In the Marine segment, sales were $126.5 million as both Barletta and Chris-Craft continued to perform well. In particular, the Barletta brand continued to outperform expectations and deliver growth and margins accretive to the Winnebago Industries portfolio. The Marine segment’s adjusted EBITDA of $19.8 million was $18.2 million higher than the same period last year, and the adjusted EBITDA margin was 15.7 percent, 620 basis points higher than last year, reflecting the addition of Barletta and improvements at Chris-Craft.
Happe said RV unit sales were up approximately 7 percent compared to last year, “which is particularly notable since the third quarter of fiscal 2021 was during the height of the pandemic-driven demand spike.”
He added, “Our retail results also continued to outpace the industry, gaining share across both our RV segments and pontoon boats and growing our overall pipeline of loyal customers.”
On a fiscal year-to-date basis, Winnebago’s RV retail market share is 13.2 percent, or plus 70 basis points, versus last year.
In the Marine segment, Barletta grew its retail market share in pontoon boats to 6.6 percent, up 1.6 percentage points ahead of last year on a trailing three-month basis through April 2022. Said Happe, “We are incredibly pleased with the performance and integration of the Barletta business. Since the close nine months ago, it has exceeded expectations.”

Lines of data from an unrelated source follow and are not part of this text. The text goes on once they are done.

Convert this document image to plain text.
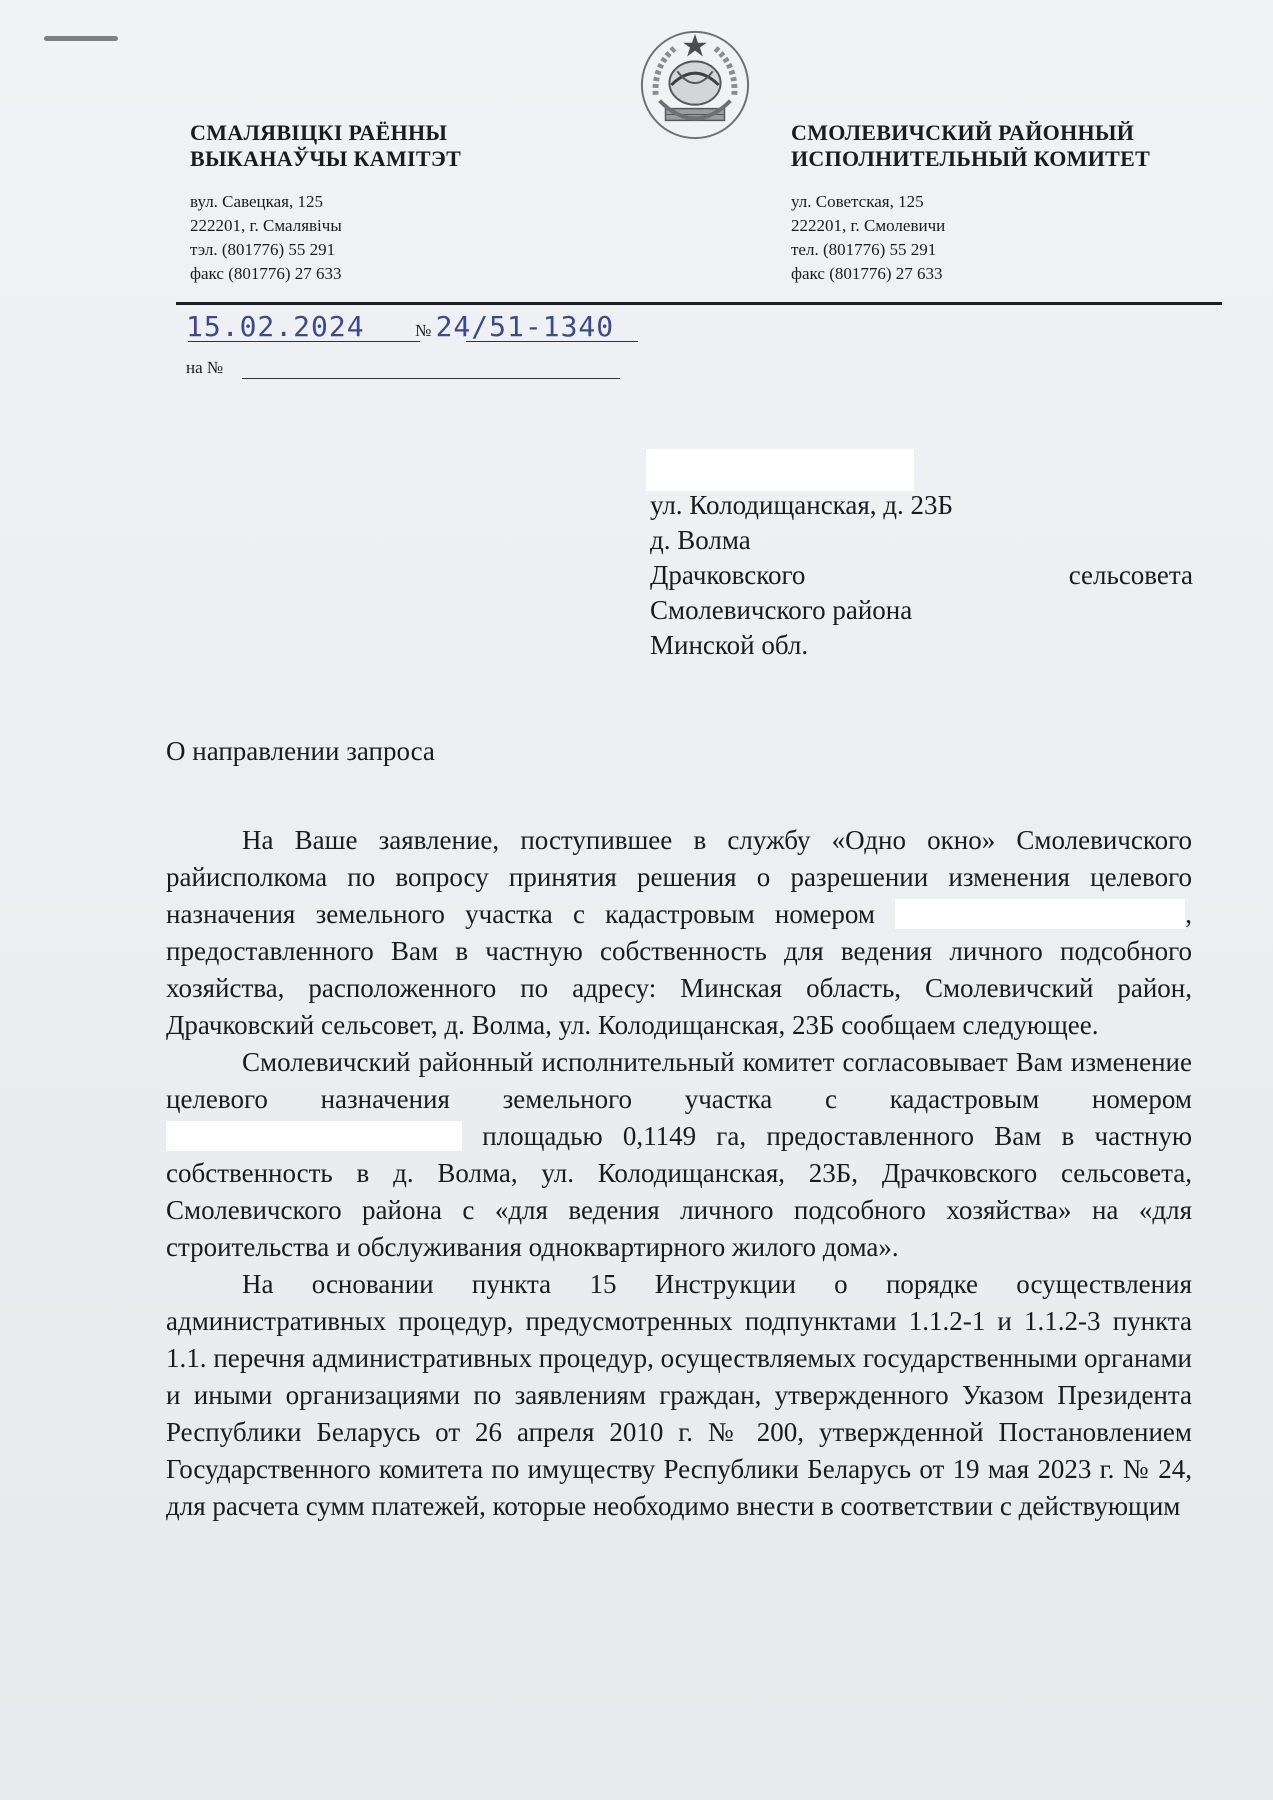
СМАЛЯВІЦКІ РАЁННЫ
ВЫКАНАЎЧЫ КАМІТЭТ
вул. Савецкая, 125
222201, г. Смалявічы
тэл. (801776) 55 291
факс (801776) 27 633
СМОЛЕВИЧСКИЙ РАЙОННЫЙ
ИСПОЛНИТЕЛЬНЫЙ КОМИТЕТ
ул. Советская, 125
222201, г. Смолевичи
тел. (801776) 55 291
факс (801776) 27 633
15.02.2024	№ 24/51-1340
на №
ул. Колодищанская, д. 23Б
д. Волма
Драчковского	сельсовета
Смолевичского района
Минской обл.
О направлении запроса

На Ваше заявление, поступившее в службу «Одно окно» Смолевичского райисполкома по вопросу принятия решения о разрешении изменения целевого назначения земельного участка с кадастровым номером	, предоставленного Вам в частную собственность для ведения личного подсобного хозяйства, расположенного по адресу: Минская область, Смолевичский район, Драчковский сельсовет, д. Волма, ул. Колодищанская, 23Б сообщаем следующее.

Смолевичский районный исполнительный комитет согласовывает Вам изменение целевого назначения земельного участка с кадастровым номером  площадью 0,1149 га, предоставленного Вам в частную собственность в д. Волма, ул. Колодищанская, 23Б, Драчковского сельсовета, Смолевичского района с «для ведения личного подсобного хозяйства» на «для строительства и обслуживания одноквартирного жилого дома».

На основании пункта 15 Инструкции о порядке осуществления административных процедур, предусмотренных подпунктами 1.1.2-1 и 1.1.2-3 пункта 1.1. перечня административных процедур, осуществляемых государственными органами и иными организациями по заявлениям граждан, утвержденного Указом Президента Республики Беларусь от 26 апреля 2010 г. № 200, утвержденной Постановлением Государственного комитета по имуществу Республики Беларусь от 19 мая 2023 г. № 24, для расчета сумм платежей, которые необходимо внести в соответствии с действующим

Asked by an analyst about a continued interest in the outdoor lifestyle with air travel and other leisure options returning, Happe said, “We are seeing no decrease in consumer participation in the outdoors. Campgrounds are full. Reservations into the future are full. Marinas are full. It’s tough to get a boat slip almost anywhere in the country these days. Rentals are still strong. We are seeing what they are calling on near occasions on the rental side. Consumers are traveling less or less distance because of gas prices, but they are still participating. So, if anything, we have seen an adjustment because of probably gas and food inflation to how people are traveling in terms of RVing and boating, but we do not see a decline in any interest. And I will remind everybody that the cost of an RV for a trip still compares very favorably to the cost of a trip where you have to jump on a plane and stay in a hotel and reserve a rental car. We continue to be a pretty economically viable option for people who want to spend time outdoors, especially from a renting standpoint and existing ownership standpoint. So we understand those other choices are coming back, and that may have some influence on discretionary spending without a doubt, but we are not seeing consumer interest and engagement in the outdoors decline.”